CHARLESTON, W.Va. -- A federal judge on Sunday clarified that last week's temporary restraining order blocks Bayer CropScience from producing or manufacturing deadly methyl isocyanate (MIC), but does not prohibit certain other activities at the Institute plant.
U.S. District Judge Joseph R. Goodwin issued Sunday's order in response to an emergency motion Bayer lawyer filed late Saturday, seeking relief from or clarification of the judge's temporary restraining order.
Last Thursday, Goodwin had granted a request from 16 Kanawha Valley residents that he temporarily block Bayer from resuming production of MIC until they could get a full hearing on a lawsuit to stop the company from reopening its MIC unit.
The case over restarting the MIC unit, which has been down for a reconfiguration project since August 2010, is the latest chapter in a 25-year effort by some Kanawha Valley residents to rid the community of the Institute plant's huge stockpile of MIC. Community activists have focused their concerns on MIC since December 1984, when a leak of the chemical killed thousands of people near a Union Carbide plant in Bhopal, India.
In their Saturday motion, Bayer lawyers asked Goodwin to grant them permission to continue other activities related to that reconfiguration project, which was aimed at reducing the plant's MIC stockpile by about 80 percent.
Among other things, Bayer lawyers asked Goodwin to allow them to train MIC unit employees, complete new standard operating procedures for the reconfigured MIC unit and finish installing and testing of a variety of safety equipment in the MIC production unit.
In his three-page order Sunday, Goodwin said he found it "remarkable" that Bayer "has yet to complete a wide variety of safety measures, in light of the announcement in open court that, but for the TRO, MIC would have been produced within seven days at the Institute facility.
"Nevertheless, as long as the defendant does not engage in activities that 'in any way involve starting any part or parts of the MIC process for production,' it will not, by definition, be 'resuming or engaging in the production or methyl isocyanate' or 'participating or engaging in any part of the manufacture of methyl isocyanate,'" in violation of the temporary court order, Goodwin wrote.

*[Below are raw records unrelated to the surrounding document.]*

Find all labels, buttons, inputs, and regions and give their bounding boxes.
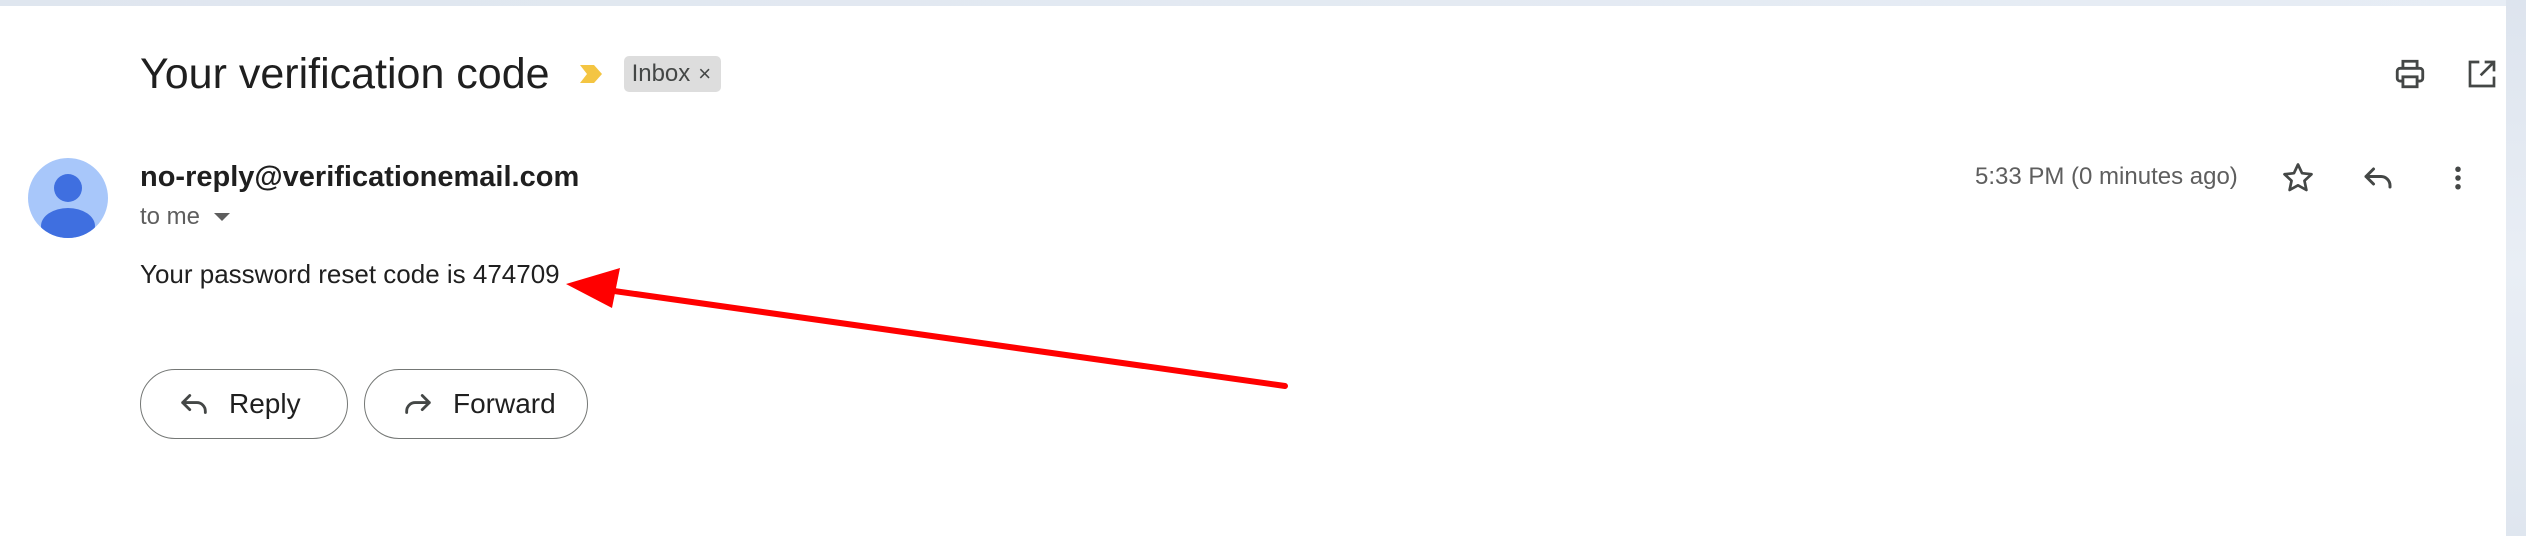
more-vert-icon <box>2455 166 2461 190</box>
print-button[interactable] <box>2386 50 2434 98</box>
email-subject: Your verification code <box>140 49 550 98</box>
forward-icon <box>405 394 431 414</box>
importance-marker-icon[interactable] <box>578 62 604 86</box>
message-timestamp: 5:33 PM (0 minutes ago) <box>1975 163 2238 190</box>
subject-row: Your verification code Inbox × <box>140 44 722 104</box>
sender-email[interactable]: no-reply@verificationemail.com <box>140 161 579 194</box>
forward-button[interactable]: Forward <box>364 369 588 439</box>
person-icon <box>41 174 95 238</box>
open-in-new-window-button[interactable] <box>2458 50 2506 98</box>
recipient-label: to me <box>140 203 201 230</box>
print-icon <box>2395 59 2425 89</box>
open-in-new-window-icon <box>2468 60 2496 88</box>
label-chip-inbox: Inbox × <box>623 56 722 92</box>
recipient-details-toggle[interactable]: to me <box>140 203 231 231</box>
forward-button-label: Forward <box>453 388 556 419</box>
reply-icon <box>181 394 207 414</box>
message-body: Your password reset code is 474709 <box>140 259 560 289</box>
window-edge <box>2506 0 2526 536</box>
avatar[interactable] <box>28 158 108 238</box>
reply-button-label: Reply <box>229 388 301 419</box>
more-options-button[interactable] <box>2434 154 2482 202</box>
label-chip-text: Inbox <box>631 60 691 87</box>
star-button[interactable] <box>2274 154 2322 202</box>
reply-icon <box>2364 167 2392 189</box>
reply-button[interactable]: Reply <box>140 369 348 439</box>
reply-button-header[interactable] <box>2354 154 2402 202</box>
chevron-down-icon <box>214 213 231 221</box>
star-icon <box>2283 163 2313 192</box>
remove-label-button[interactable]: × <box>698 61 711 87</box>
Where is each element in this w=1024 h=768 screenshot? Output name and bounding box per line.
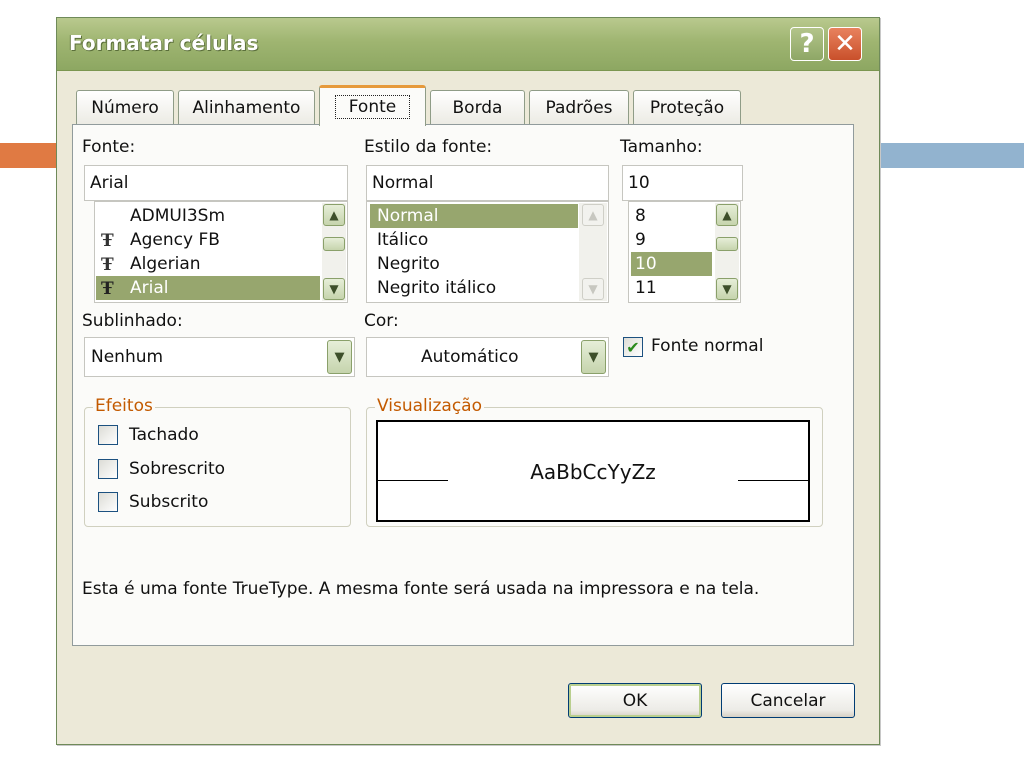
chevron-down-icon[interactable]: ▼ (327, 340, 352, 374)
tab-label: Proteção (649, 97, 725, 118)
subscript-label: Subscrito (129, 492, 209, 512)
tab-protecao[interactable]: Proteção (633, 90, 741, 124)
cancel-button-label: Cancelar (750, 690, 826, 711)
close-icon: ✕ (834, 29, 856, 59)
font-label: Fonte: (82, 137, 136, 157)
font-style-input[interactable]: Normal (366, 165, 609, 201)
tab-label: Fonte (334, 95, 411, 119)
scroll-down-icon[interactable]: ▼ (716, 278, 738, 300)
font-tab-panel: Fonte: Arial ADMUI3Sm Ŧ Agency FB Ŧ Alge… (72, 124, 854, 646)
cancel-button[interactable]: Cancelar (721, 683, 855, 718)
truetype-icon: Ŧ (101, 279, 114, 299)
color-label: Cor: (364, 311, 399, 331)
font-style-scrollbar[interactable]: ▲ ▼ (579, 203, 607, 301)
truetype-icon: Ŧ (101, 231, 114, 251)
effects-legend: Efeitos (93, 396, 155, 416)
dialog-title: Formatar células (69, 31, 259, 55)
list-item-label: ADMUI3Sm (130, 206, 226, 226)
title-bar[interactable]: Formatar células ? ✕ (57, 18, 879, 71)
list-item[interactable]: Negrito (370, 252, 578, 276)
scroll-thumb[interactable] (323, 237, 345, 251)
underline-label: Sublinhado: (82, 311, 183, 331)
strikethrough-checkbox[interactable] (98, 425, 118, 445)
list-item-label: Algerian (130, 254, 201, 274)
tab-padroes[interactable]: Padrões (529, 90, 629, 124)
tab-alinhamento[interactable]: Alinhamento (178, 90, 315, 124)
tab-label: Alinhamento (192, 97, 301, 118)
preview-baseline-right (738, 480, 808, 481)
list-item[interactable]: 11 (631, 276, 712, 300)
close-button[interactable]: ✕ (828, 27, 862, 61)
normal-font-checkbox[interactable]: ✔ (623, 337, 643, 357)
font-style-list[interactable]: Normal Itálico Negrito Negrito itálico ▲… (366, 201, 609, 303)
preview-box: AaBbCcYyZz (376, 420, 810, 522)
scroll-up-icon[interactable]: ▲ (323, 204, 345, 226)
color-select[interactable]: Automático ▼ (366, 337, 609, 377)
preview-legend: Visualização (375, 396, 484, 416)
tab-numero[interactable]: Número (76, 90, 174, 124)
superscript-label: Sobrescrito (129, 459, 226, 479)
preview-group: Visualização AaBbCcYyZz (366, 396, 823, 527)
font-style-label: Estilo da fonte: (364, 137, 493, 157)
tab-label: Número (91, 97, 159, 118)
list-item[interactable]: Ŧ Algerian (96, 252, 320, 276)
truetype-icon: Ŧ (101, 255, 114, 275)
list-item[interactable]: Negrito itálico (370, 276, 578, 300)
tab-borda[interactable]: Borda (430, 90, 525, 124)
help-button[interactable]: ? (790, 27, 824, 61)
scroll-down-icon[interactable]: ▼ (323, 278, 345, 300)
font-input[interactable]: Arial (84, 165, 348, 201)
list-item-selected[interactable]: Ŧ Arial (96, 276, 320, 300)
superscript-checkbox[interactable] (98, 459, 118, 479)
truetype-info-text: Esta é uma fonte TrueType. A mesma fonte… (82, 579, 760, 599)
font-list-scrollbar[interactable]: ▲ ▼ (322, 203, 346, 301)
scroll-up-icon[interactable]: ▲ (716, 204, 738, 226)
tab-label: Padrões (545, 97, 613, 118)
font-size-list[interactable]: 8 9 10 11 ▲ ▼ (628, 201, 741, 303)
scroll-thumb[interactable] (716, 237, 738, 251)
color-value: Automático (421, 347, 519, 367)
list-item[interactable]: 8 (631, 204, 712, 228)
font-style-input-value: Normal (372, 173, 434, 193)
list-item-label: Arial (130, 278, 169, 298)
underline-value: Nenhum (91, 347, 164, 367)
tab-label: Borda (452, 97, 503, 118)
list-item[interactable]: Itálico (370, 228, 578, 252)
slide-accent-bar-left (0, 143, 56, 168)
tab-fonte[interactable]: Fonte (319, 85, 426, 126)
chevron-down-icon[interactable]: ▼ (581, 340, 606, 374)
underline-select[interactable]: Nenhum ▼ (84, 337, 355, 377)
font-list[interactable]: ADMUI3Sm Ŧ Agency FB Ŧ Algerian Ŧ Arial … (94, 201, 348, 303)
scroll-down-icon[interactable]: ▼ (582, 278, 604, 300)
scroll-up-icon[interactable]: ▲ (582, 204, 604, 226)
subscript-checkbox[interactable] (98, 492, 118, 512)
font-size-label: Tamanho: (620, 137, 703, 157)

In his Thursday restraining order, Goodwin had cited Bayer's "misrepresentations to the public" and a checkered safety history -- along with the "catastrophic dangers presented by the production of MIC" -- in ruling to block MIC production until a full hearing starting on Feb. 25.
Bayer was preparing to start making MIC again within a week, following a $25 million project to remake the unit and reduce its stockpile of the chemical by 80 percent.
That project was nearly completed when Bayer announced last month that it was going to stop making, using and storing any MIC at the plant by mid-2012 as part of a corporate restructuring and an agreement with the U.S. Environmental Protection Agency to cease sales of the pesticide Temik. At Institute, Bayer uses MIC to make aldicarb, the active ingredient in Temik. Aldicarb from Institute is shipped to another Bayer plant in Georgia, where it is used to formulate Temik.
Bayer wants to restart the MIC unit so it can continue making aldicarb and Temik for another 18 months until the EPA deal takes effect.